Tips for Internet Safety
If you’ve attended one of my sessions about social networking or digital literacy, you know that I am very much for teaching kids responsible, ethical use of the web. I don’t believe in extreme web restriction… teach them the guidelines and help them learn to be good digital citizens!
A quick analogy: if you TELL your child at the age of 2 that the street is a dangerous place to play, and then proceed to lock him in the fenced-in backyard until he’s 18, he will never learn how to navigate/negotiate the street! It’s true for the web as well. We need to provide children age-appropriate limits on the web, but also trust them enough to demonstrate responsibility as they grow.
Here are a few tips to share with kids about using the web:
1. Protect your identity. In most social networks, messaging systems, chat rooms, and even email programs, you are not required to display your full name. If you’re under 21, it might be best to adopt a screen name that your friends will know, but strangers will not. Additionally, you should never list your home address or cell phone numbers on your pages. If your friends ask for those, send that information through a private message.
2. Private pages are BEST. If you have a social network profile, like MySpace ™ or Facebook (tm), set your profile and home pages to Private, especially if you’re under 21. Only allow people you know to be your friends. If you get a friend request from someone you don’t know, reject it. If you’re not sure if you know that person, send back a message through the request system to ask how they know you. Ask for SPECIFIC details that only a real friend would know.
3. The Web is a PUBLIC PLACE. If you post something, whether it’s a comment, blog post, wall message, or photo… someone will see it. Anything you post to the web can be used to help you, and anything you post to the web could be used to hurt you. Don’t post photos of yourself that would be embarrassing to you tomorrow. Or 10 years from now. Even though it seems a long time away, a future employer could be doing some research about you. Also remember that online comments can be printed. If you don’t want someone to read it, don’t post it.

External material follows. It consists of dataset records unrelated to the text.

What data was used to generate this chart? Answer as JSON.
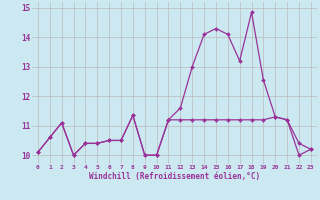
{
  "xlabel": "Windchill (Refroidissement éolien,°C)",
  "x": [
    0,
    1,
    2,
    3,
    4,
    5,
    6,
    7,
    8,
    9,
    10,
    11,
    12,
    13,
    14,
    15,
    16,
    17,
    18,
    19,
    20,
    21,
    22,
    23
  ],
  "line1_y": [
    10.1,
    10.6,
    11.1,
    10.0,
    10.4,
    10.4,
    10.5,
    10.5,
    11.35,
    10.0,
    10.0,
    11.2,
    11.6,
    13.0,
    14.1,
    14.3,
    14.1,
    13.2,
    14.85,
    12.55,
    11.3,
    11.2,
    10.4,
    10.2
  ],
  "line2_y": [
    10.1,
    10.6,
    11.1,
    10.0,
    10.4,
    10.4,
    10.5,
    10.5,
    11.35,
    10.0,
    10.0,
    11.2,
    11.2,
    11.2,
    11.2,
    11.2,
    11.2,
    11.2,
    11.2,
    11.2,
    11.3,
    11.2,
    10.0,
    10.2
  ],
  "line_color": "#993399",
  "bg_color": "#cce8f0",
  "grid_color": "#bbbbbb",
  "ylim": [
    9.7,
    15.2
  ],
  "yticks": [
    10,
    11,
    12,
    13,
    14,
    15
  ],
  "xlim": [
    -0.5,
    23.5
  ],
  "marker": "D",
  "markersize": 2.0,
  "linewidth": 0.9
}
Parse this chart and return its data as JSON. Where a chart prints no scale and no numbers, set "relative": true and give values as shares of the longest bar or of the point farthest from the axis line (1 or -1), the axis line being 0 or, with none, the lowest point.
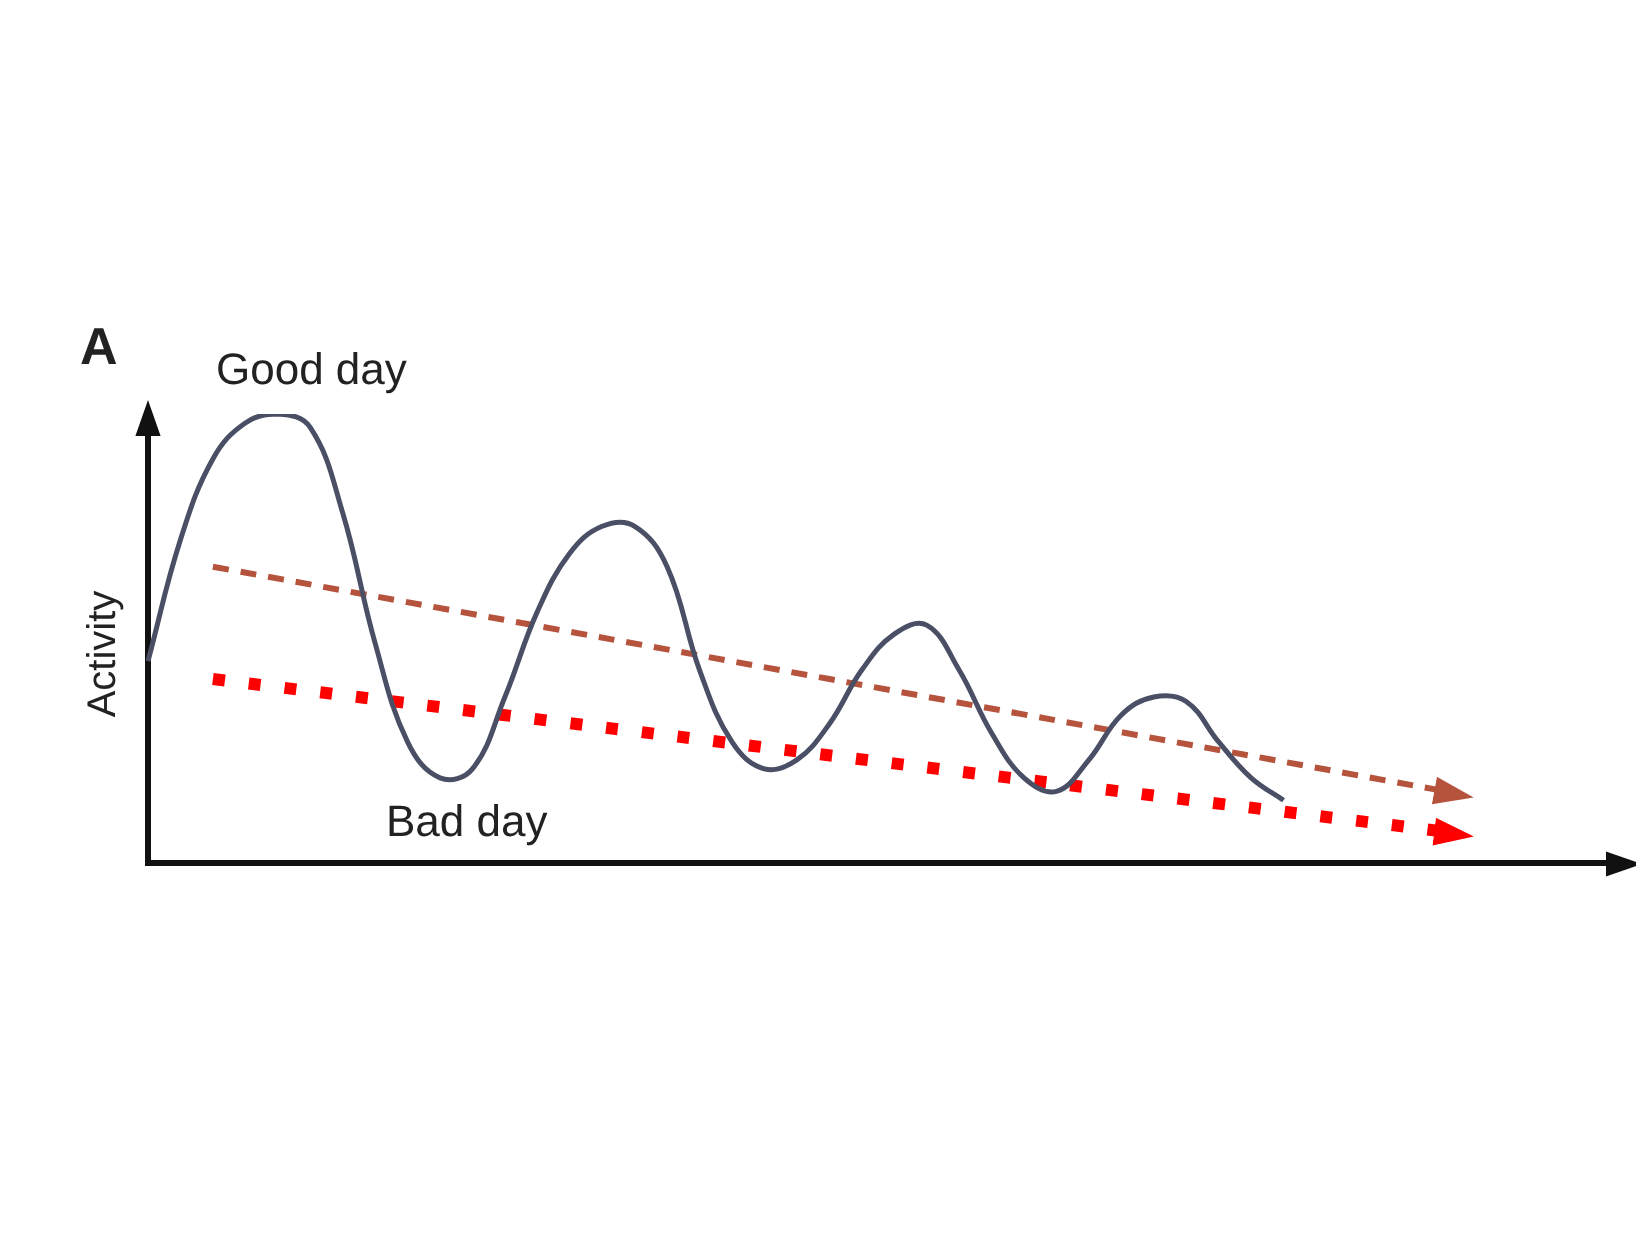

4. The Web is a PERMANENT PLACE. Just because you post something today and then delete it tomorrow doesn’t mean it’s really gone. Think about what you write in a post, a comment, a wall message… or even a photo. What you post today could exist on some server somewhere for years and years. If you don’t believe this, check out the WayBackMachine at http://archive.org and search for an online news page, like CNN.com. You can view that website and see exactly what it looked like in the year 2000.
5. Parents and Kids should talk about web activities.
Parents, ask your kids what they do online… and ask them to show you!
- If you don’t understand what your kids are doing, you can’t help protect them. If they blog, maybe you could start your own blog. If they have a social network profile, start your own.
- Keep the conversation pipeline open. Talk to your kids about productive activities online… how are they using their web activities for communication? for charitable events? how have they helped a friend through their time online?
- Discuss what kind of messages are best delivered face-to-face vs. online or text message. An emotional comment on a social profile “wall” or text message loses a lot of meaning when delivered by text only. There are no facial expressions, tone of voice, or body language in visual text. Some messages deserve face-to-face time.
- Also beware that some kids use these tools for gossip and bullying. Ask your kids if they have ever been bullied online or if they have been a bully. Open discussion can help curb these behaviors.
- Stay “in the know.” You need to be able to talk to your kids using common terminology. Most of the parents I work with have no idea what their kids do online.
Kids, your parents need to be sure you’re safe online. If you share what you’re doing and can show your parents how responsible you are, they are more likely to understand your need for some balanced, online time!
Above all, remember that our kids are living in a digital world. They need to understand how to create, develop, synthesize, analyze, and evaluate using digital tools. The web isn’t just their “playground;” it’s part of their world. Mutual respect goes a long way in developing responsible web users!